Reischauer, Director of CBO, testified about the experience of 
the sates with line-item veto. He said:

          Evidence from the states suggests that the item veto 
        has not been used to hold down state spending or 
        deficits, but rather has been used by states governors 
        to pursue their own priorities. * * * For example, a 
        study in the use of the item veto in Wisconsin over a 
        12-year period found that governors were likely to use 
        the authority to pursue their own policies or political 
        goals but not to reduce spending. Similarly, a 
        comprehensive survey of state legislative budget 
        officers found that governors were likely to use the 
        item veto for partisan purposes, but unlikely to use 
        the veto as an instrument of fiscal restraint.

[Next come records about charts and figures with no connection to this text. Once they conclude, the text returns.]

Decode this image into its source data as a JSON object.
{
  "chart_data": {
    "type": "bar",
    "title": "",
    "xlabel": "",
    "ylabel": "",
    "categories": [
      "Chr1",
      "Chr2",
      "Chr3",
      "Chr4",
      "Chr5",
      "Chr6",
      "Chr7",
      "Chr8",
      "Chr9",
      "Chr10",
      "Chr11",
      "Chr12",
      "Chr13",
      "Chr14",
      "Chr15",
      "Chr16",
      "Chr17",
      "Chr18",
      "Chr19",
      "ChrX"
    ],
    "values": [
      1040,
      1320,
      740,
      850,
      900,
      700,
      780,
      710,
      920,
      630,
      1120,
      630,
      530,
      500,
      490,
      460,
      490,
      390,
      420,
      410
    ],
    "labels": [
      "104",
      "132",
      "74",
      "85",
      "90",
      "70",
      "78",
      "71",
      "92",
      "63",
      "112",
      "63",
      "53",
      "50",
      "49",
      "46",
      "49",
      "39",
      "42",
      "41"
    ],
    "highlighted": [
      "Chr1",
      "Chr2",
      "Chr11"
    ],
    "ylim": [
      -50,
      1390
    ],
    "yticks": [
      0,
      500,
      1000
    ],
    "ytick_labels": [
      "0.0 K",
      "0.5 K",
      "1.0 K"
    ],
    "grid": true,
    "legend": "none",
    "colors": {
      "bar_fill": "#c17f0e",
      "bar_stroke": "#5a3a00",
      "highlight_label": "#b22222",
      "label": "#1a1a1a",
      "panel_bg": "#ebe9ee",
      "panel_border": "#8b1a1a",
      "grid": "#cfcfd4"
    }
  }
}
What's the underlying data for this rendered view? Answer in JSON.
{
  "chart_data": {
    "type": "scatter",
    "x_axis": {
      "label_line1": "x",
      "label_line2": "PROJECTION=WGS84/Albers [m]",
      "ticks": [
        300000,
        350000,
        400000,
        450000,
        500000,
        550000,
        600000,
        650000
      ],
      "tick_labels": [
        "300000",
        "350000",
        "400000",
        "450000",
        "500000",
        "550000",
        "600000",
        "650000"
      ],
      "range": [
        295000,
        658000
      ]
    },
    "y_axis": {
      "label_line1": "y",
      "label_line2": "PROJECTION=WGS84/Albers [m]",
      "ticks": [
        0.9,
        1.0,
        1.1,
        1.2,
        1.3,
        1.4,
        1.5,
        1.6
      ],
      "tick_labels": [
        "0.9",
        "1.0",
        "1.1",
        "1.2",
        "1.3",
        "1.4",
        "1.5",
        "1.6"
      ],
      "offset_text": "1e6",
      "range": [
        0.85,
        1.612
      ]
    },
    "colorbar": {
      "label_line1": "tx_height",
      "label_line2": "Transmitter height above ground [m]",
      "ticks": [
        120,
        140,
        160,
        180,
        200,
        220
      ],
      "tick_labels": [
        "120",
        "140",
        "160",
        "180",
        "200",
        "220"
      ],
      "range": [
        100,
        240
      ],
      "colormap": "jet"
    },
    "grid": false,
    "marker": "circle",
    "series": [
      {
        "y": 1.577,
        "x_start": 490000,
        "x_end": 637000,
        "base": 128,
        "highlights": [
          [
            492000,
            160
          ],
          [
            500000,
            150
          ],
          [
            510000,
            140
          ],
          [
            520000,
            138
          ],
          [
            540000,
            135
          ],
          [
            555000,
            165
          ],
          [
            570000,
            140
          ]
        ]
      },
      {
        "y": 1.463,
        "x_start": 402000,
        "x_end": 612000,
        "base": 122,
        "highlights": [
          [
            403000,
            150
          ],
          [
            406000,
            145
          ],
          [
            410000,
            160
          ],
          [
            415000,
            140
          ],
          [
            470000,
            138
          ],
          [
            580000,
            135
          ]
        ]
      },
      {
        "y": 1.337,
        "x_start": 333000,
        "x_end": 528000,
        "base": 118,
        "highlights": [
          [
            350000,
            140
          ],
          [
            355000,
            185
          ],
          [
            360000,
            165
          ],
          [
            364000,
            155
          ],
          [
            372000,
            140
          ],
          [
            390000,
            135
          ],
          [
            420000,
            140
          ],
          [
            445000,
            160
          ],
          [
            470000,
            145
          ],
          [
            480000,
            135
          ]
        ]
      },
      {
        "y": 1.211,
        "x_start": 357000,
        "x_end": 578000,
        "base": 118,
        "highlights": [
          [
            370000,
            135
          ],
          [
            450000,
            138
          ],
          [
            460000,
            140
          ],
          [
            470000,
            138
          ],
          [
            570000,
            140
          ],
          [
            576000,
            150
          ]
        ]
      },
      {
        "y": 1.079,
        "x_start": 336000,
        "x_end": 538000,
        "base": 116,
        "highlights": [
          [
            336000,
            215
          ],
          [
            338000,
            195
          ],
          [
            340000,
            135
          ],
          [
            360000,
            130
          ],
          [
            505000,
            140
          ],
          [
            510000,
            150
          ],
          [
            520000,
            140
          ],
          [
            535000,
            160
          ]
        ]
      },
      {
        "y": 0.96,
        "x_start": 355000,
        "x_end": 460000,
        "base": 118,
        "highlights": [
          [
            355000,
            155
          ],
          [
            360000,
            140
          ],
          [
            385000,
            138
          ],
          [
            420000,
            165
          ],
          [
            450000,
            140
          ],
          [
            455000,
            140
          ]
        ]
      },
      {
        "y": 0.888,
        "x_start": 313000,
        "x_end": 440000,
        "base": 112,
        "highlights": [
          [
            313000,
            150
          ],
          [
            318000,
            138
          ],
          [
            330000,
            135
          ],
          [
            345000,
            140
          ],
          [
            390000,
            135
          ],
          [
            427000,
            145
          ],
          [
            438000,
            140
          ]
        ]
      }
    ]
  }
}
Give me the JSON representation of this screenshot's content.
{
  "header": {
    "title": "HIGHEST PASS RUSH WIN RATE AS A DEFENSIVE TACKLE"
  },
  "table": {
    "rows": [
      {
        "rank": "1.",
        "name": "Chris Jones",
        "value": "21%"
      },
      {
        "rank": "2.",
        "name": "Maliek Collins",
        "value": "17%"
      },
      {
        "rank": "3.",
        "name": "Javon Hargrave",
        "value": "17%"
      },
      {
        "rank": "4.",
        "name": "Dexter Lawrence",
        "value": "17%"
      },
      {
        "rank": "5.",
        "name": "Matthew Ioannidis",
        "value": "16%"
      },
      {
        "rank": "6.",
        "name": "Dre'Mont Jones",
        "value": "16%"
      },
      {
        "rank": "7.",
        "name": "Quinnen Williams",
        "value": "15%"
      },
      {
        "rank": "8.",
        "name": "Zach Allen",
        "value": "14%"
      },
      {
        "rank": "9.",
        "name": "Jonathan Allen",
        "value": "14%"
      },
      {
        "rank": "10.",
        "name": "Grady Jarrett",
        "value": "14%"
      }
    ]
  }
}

    S. 4 proposes to change the way a bill becomes a law and we 
ask the question: ``For what purpose?''
    The Committee report reads: ``The purpose of enhanced 
rescissions is to confront the serious problem of pork-barrel 
spending. Each year wasteful and parochial projects--unlikely 
to pass on their own merits--are tucked into omnibus bills.''
    An amendment was offered at our mark-up that would have 
limited S. 4's enhanced rescission authority to items that have 
not been previously authorized. It was offered on the grounds 
that if there is to be a significant transfer of the 
Legislature's spending authority to the Executive, it should be 
transferred as a penalty for legislative abuse. In other words, 
the Committee had an opportunity to limit S. 4's purpose 
directly to the serious problem of pork-barrel spending. This 
amendment was withdrawn after the Chairman stated that he would 
report S. 4 out without amendment and, further, he had the 
votes to defeat any amendment to S. 4.
    The Minority staff on the Governmental Affairs Committee 
expressed interest, prior to mark-up, in working with the 
Majority staff of the Committee to develop technical 
amendments--to be offered at mark-up--to at least make S. 4 
workable. The Minority had met with the Majority staff on this 
issue. One amendment to correct the problems of filibustering 
the appointment of conferees on a disapproval bill had already 
been drafted. However, the Majority staff then indicted that 
the Chairman had decided not to have any amendments adopted at 
mark-up. We have to ask the question: ``Why go through the 
charade of a Committee mark-up?''
    Another problem we had wanted to correct was the issue of 
budget authority. S. 4 does not define ``budget authority.'' 
Budget authority is defined in the Budget Act as both 
appropriations and entitlement spending. We had testimony 
before this Committee on February 23, 1995 that, as currently 
drafted, a President could line-item veto a Social Security 
cost-of-living adjustment. As currently drafted, S. 4 threatens 
other appropriated entitlement and non-appropriated entitlement 
spending. We had wanted to work with the Majority staff to 
rectify this problem before the bill was sent to the Senate 
floor.
    There were other issues which Members on our side of the 
aisle would have liked to address at the Committee mark-up, 
but--for the reasons outlined above--we did not.
    In closing, we would like to include an excerpt from the 
Committee's mark-up transcript:

          Senator Glenn. ``Mr. Chairman, if I might ask, you 
        announced a no-amendment policy, as I understood your 
        opening statement. Are we to assume that no matter what 
        the merits of the amendments are, that on the 
        Republican side they will be voted down, regardless of 
        whether there is merit to them or not?''
          Chairman Roth. ``That's correct.''

                                   David Pryor.
                                   John Glenn.
                                   Sam Nunn.
                                   Daniel K. Akaka.
                                   Carl Levin.
                      XII. Changes in Existing Law

    This bill represents a new title, Title XI, to be added at 
the end of the Impoundment Control Act of 1974.